Spiegai a Lorenzo e Mirto che dovevamo dimenticare la loro versione e ricostruire quella precedente. In quel momento ammirai Lorenzo e ne apprezzai la forza d’animo. Replicò solamente: d’accordo, cerchiamo di ricostruirla. E ci riuscimmo durante quella settimana grazie al suo sforzo sovrumano.
A Lugano, città che in passato ospitava gli anarchici italiani in esilio, un giorno Julia incontrò un amico che le chiese: è vero che Eugenio sta tradendo i suoi attori e fa uno spettacolo fuori dal suo teatro? Diceva la verità:per 55 anni ho messo in scena solo gli attori dell’OdinTeatret e i maestri asiatici del Theatrum Mundi Ensemble. Perché ho tradito questa mia abitudine, vocazione o pigrizia?

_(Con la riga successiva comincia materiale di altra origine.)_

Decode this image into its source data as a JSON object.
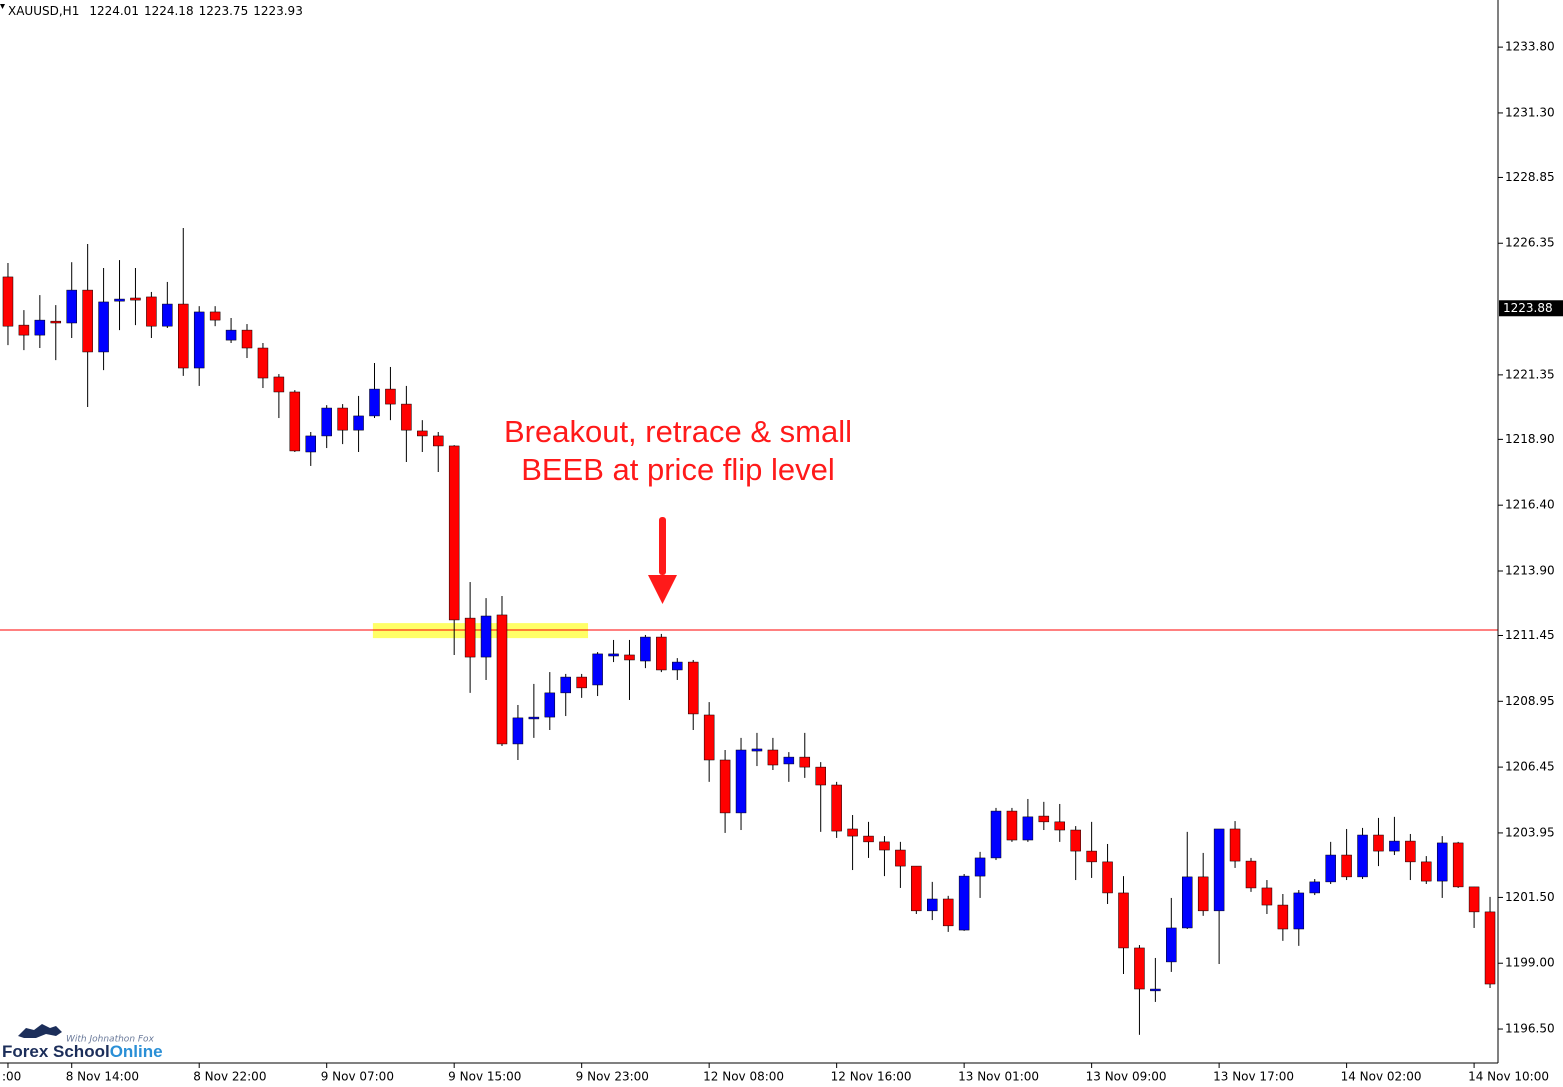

Vi sono tradimenti che sono piacevoli e tradimenti che sono una fuga. Tradimenti che sono una forma di rinnovamento o la scelta di un destino diverso. Ma il tradimento di Julia e mio con Lorenzo, Mirto e Manolo è stato un ritorno a casa, al mio mondo. A quale mondo appartiene il mio teatro? Se fosse un elemento – terra, acqua, fuoco, aria – sarebbe il mare. Non conosco l’arte di rimanere a galla da solo. Allora cerco la mano di un altro – un individuo disperato, fiducioso, ambizioso o ingenuo, ferito profondamente o che vuole scappare da sé stesso. È un individuo pronto a spingere il mare insieme a me verso quel muscolo che pompa sangue. E quando esausti sentiamo che è impossibile, il mare è una goccia che cola azzurra sulla gota di uno spettatore.
Suona sentimentale, ma lo sforzo ne vale la pena.